Ja wczoraj mialem (oprocz wymienionych wczesniej przez innych okresow) okolo 14-15, przez jakies 30 minut. Dzisiaj bez zarzutu, ale za duzo nie bylem.

0

Bo wtedy była migracja na php5/mysql5 :)

0

U mnie dzisiaj nie działało 11-13 :/

0

Hmm... widac po statystykach znaczny spadek obciazenia serwera. Dzisiaj w ogole sie strona nie ladowala? Hmmm... :/ Chyba nic nie bylo robione na serwerze.

0

Tak, u mnie tez w takich godzinach jak podal cyriel nie szlo.

0

Dzisiaj problemem nie byl sam serwer o ile dostawca (przynajmniej tak mi sie wydaje) nie udawalo sie wbic na www ani na ssh, po uplywie jakiegos czasu probowalem ponownie i udalo sie zalogowac na ssh i load serwera byl w granicach 0.10 ;) Wiec nie byl obciazony, bardziej to wygladalo jak awaria laczy i po prostu nie bylo drogi do 4p :>

Zamiast narzekac ze nie dziala iles tam, cieszcie sie z tego kiedy dziala ;)

0

Ja nie narzekam, tylko odpowiadam na pytanie ;) Mi wystarczy to, ze dziala w 95% czasu ;)

0

Acha. No wiec mnie uspokoiliscie, w kazdym badz razie z tego co obserwuje dziala ok poki co.

0

@Pedros: A czy ja narzekam? ;-)
johny_bravo napisał:

Mi wystarczy to, ze dziala w 95% czasu

Mi też i ciesze się jak przez tyle dział, bo tyle mi starcza, ale jak może działać przez 100% czasu, to czemu nie? :)

0

W nocy 4p znów umarło. Żadna poddomena nie działała.

0

A pingi dochodzily? Moze znowu cos na laczu sie popsulo?

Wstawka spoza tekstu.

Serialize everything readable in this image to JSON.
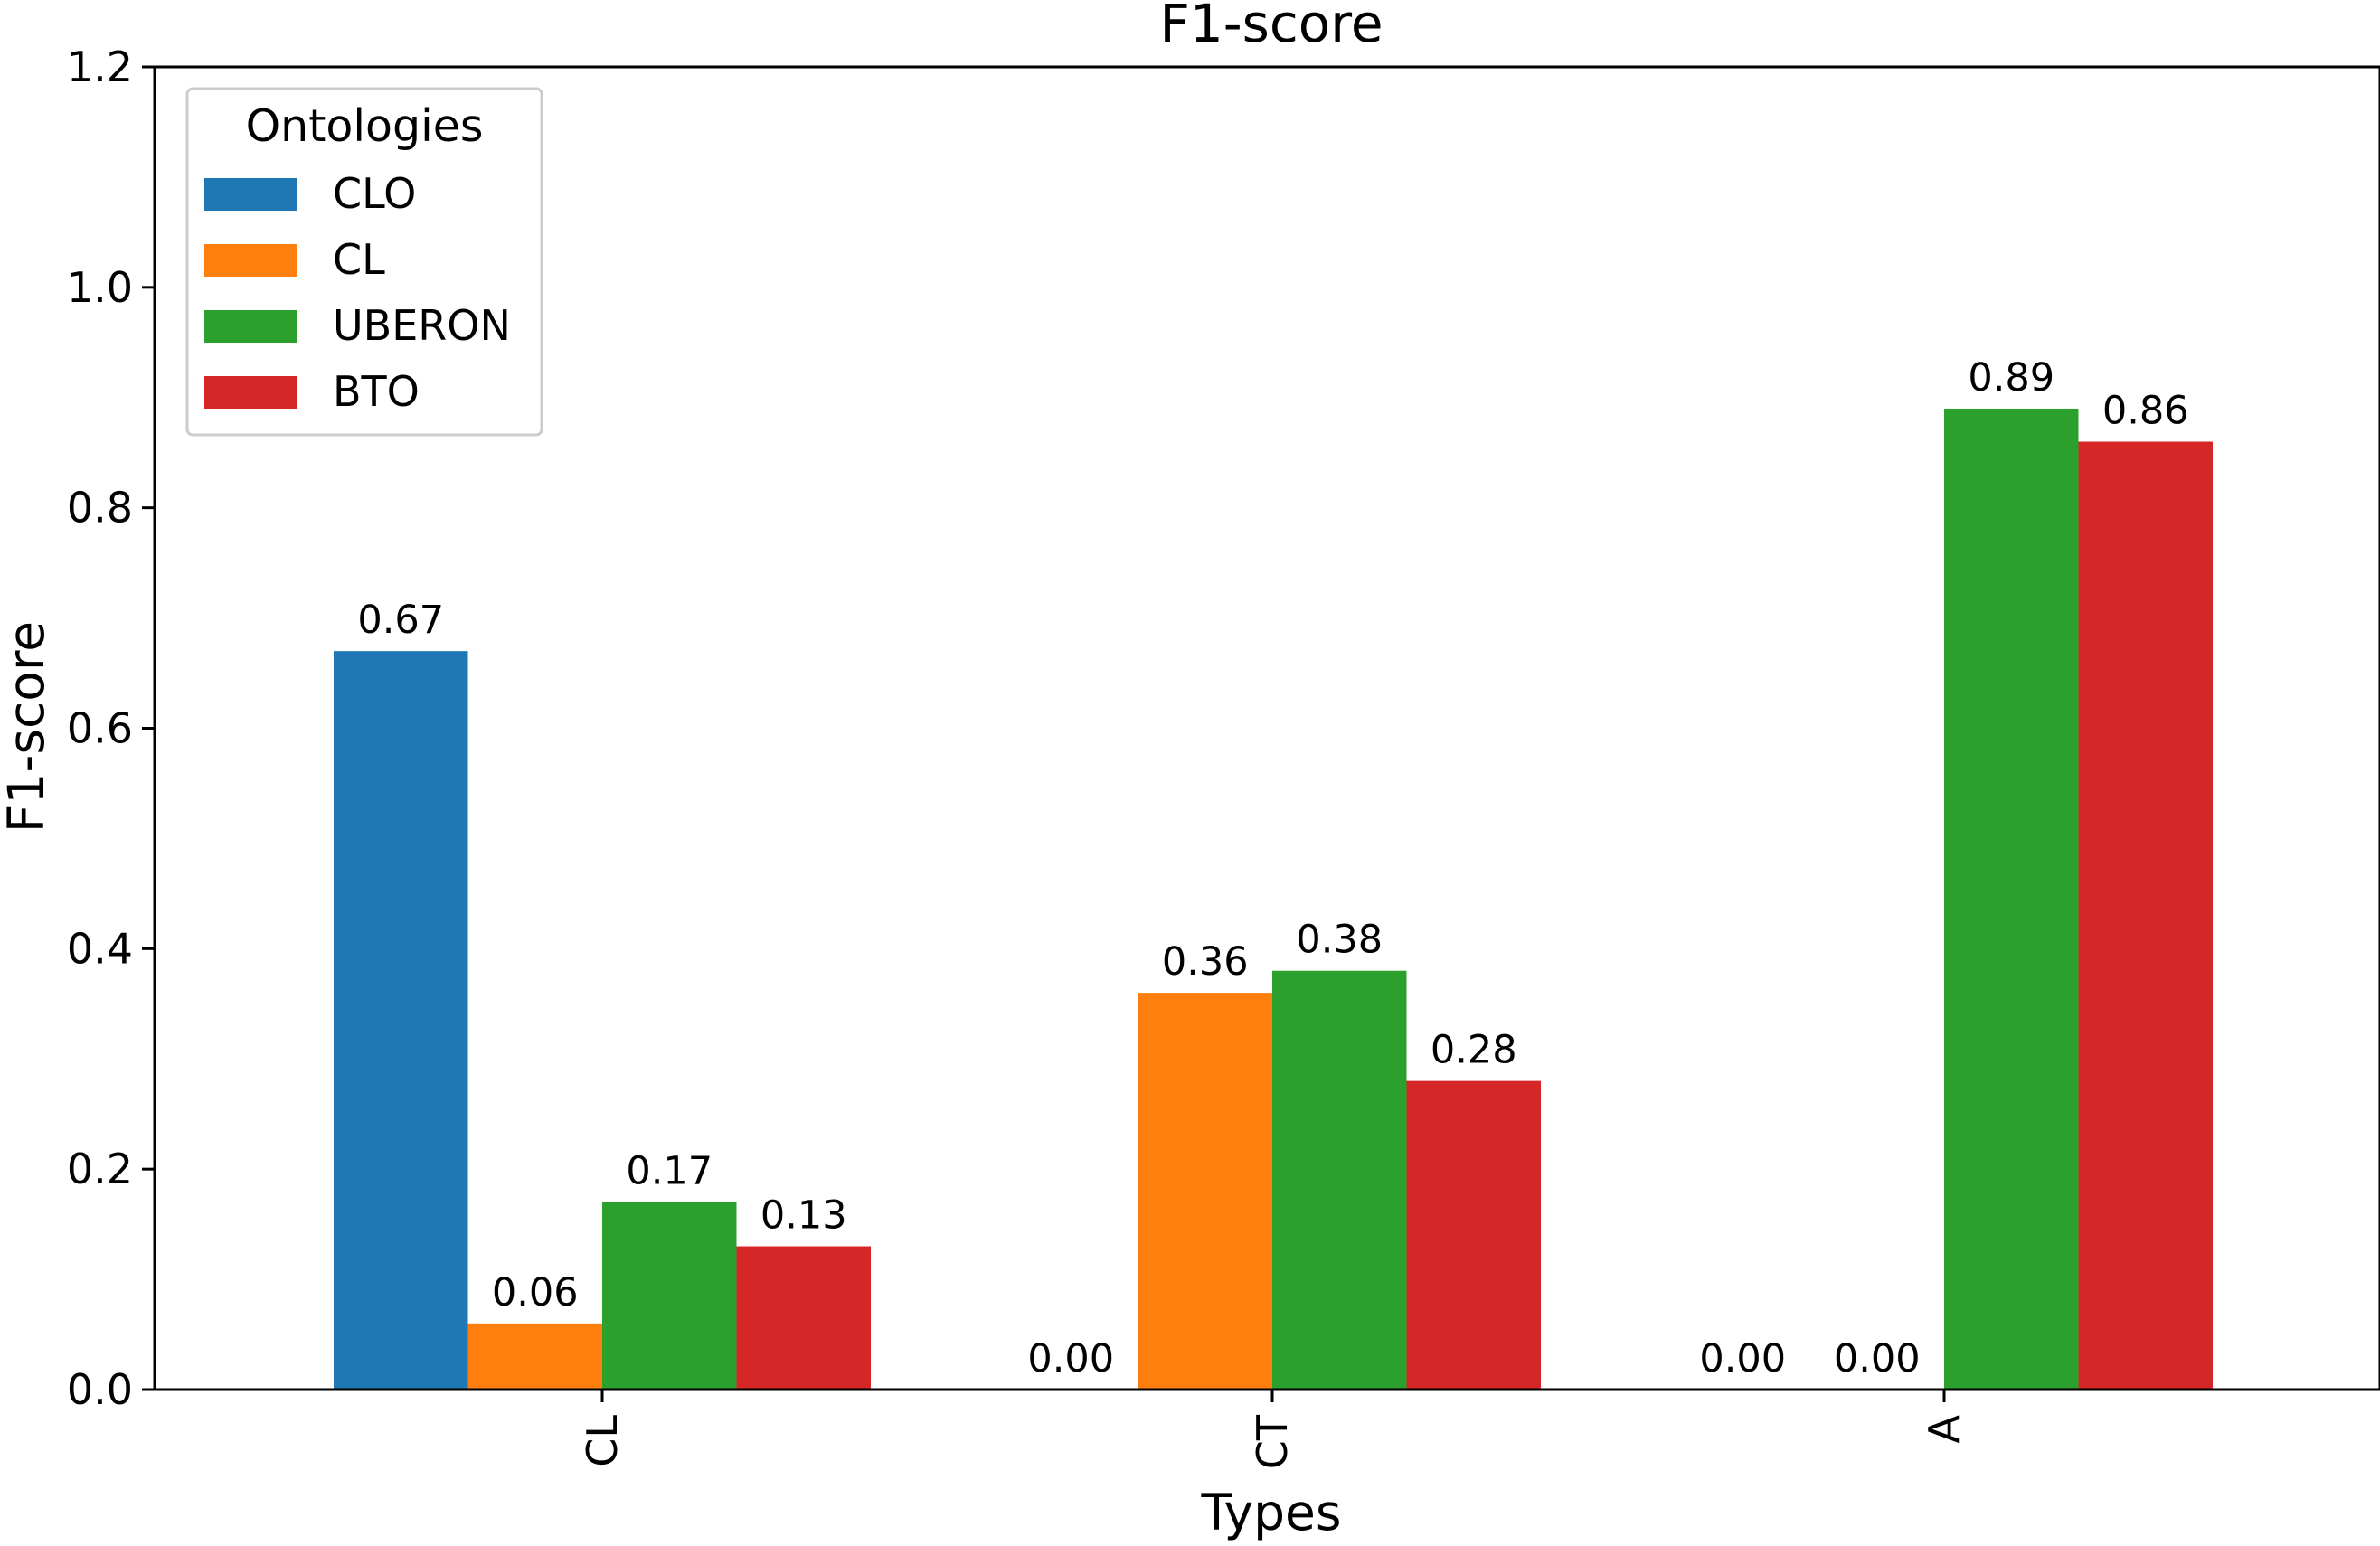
{
  "chart_data": {
    "type": "bar",
    "title": "F1-score",
    "xlabel": "Types",
    "ylabel": "F1-score",
    "ylim": [
      0,
      1.2
    ],
    "yticks": [
      "0.0",
      "0.2",
      "0.4",
      "0.6",
      "0.8",
      "1.0",
      "1.2"
    ],
    "categories": [
      "CL",
      "CT",
      "A"
    ],
    "series": [
      {
        "name": "CLO",
        "color": "#1f77b4",
        "values": [
          0.67,
          0.0,
          0.0
        ],
        "labels": [
          "0.67",
          "0.00",
          "0.00"
        ]
      },
      {
        "name": "CL",
        "color": "#ff7f0e",
        "values": [
          0.06,
          0.36,
          0.0
        ],
        "labels": [
          "0.06",
          "0.36",
          "0.00"
        ]
      },
      {
        "name": "UBERON",
        "color": "#2ca02c",
        "values": [
          0.17,
          0.38,
          0.89
        ],
        "labels": [
          "0.17",
          "0.38",
          "0.89"
        ]
      },
      {
        "name": "BTO",
        "color": "#d62728",
        "values": [
          0.13,
          0.28,
          0.86
        ],
        "labels": [
          "0.13",
          "0.28",
          "0.86"
        ]
      }
    ],
    "legend": {
      "title": "Ontologies",
      "placement": "top-left"
    },
    "grid": false
  }
}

//z pewnych przyczyn nie sprawdziłem ;) - M

0

4programmers znowu pracuje z prędkością kalafiora ;/ Już od co najmniej 2 dni, strona mocno spowolniła (raz na 3 requesty dostaje timeout)

Łącze jest raczej ok (moj operator do Chello) do serwera mam ping ~40 zer lossów

p.s aby móc napisać ten post musiałem 4 razy <ort>odswierzac </ort>stronę bo non stop timeouty ;/

0

Też mam Chello i też chodzi kiepsko.

0

Drobne problemy z nadpobudliwością jakiegoś użytkownika. Pacyfikujemy na bieżąco.

0
Qyon napisał(a)

Drobne problemy z nadpobudliwością jakiegoś użytkownika. Pacyfikujemy na bieżąco.

Trzeba tez pacyfikować ludzi wysyłających linki do programów nie pożądanych. To jest jakaś plaga, bo nie tylko na 4p takie coś się dzieję.

0

W środe wieczorem 4p umarło. Na poczatku 0 odpowiedzi(przy próbie odświeżenia strony albo wejścia na główną), a potem pokazywał się tylko napis "conecting..." Co się dzieje?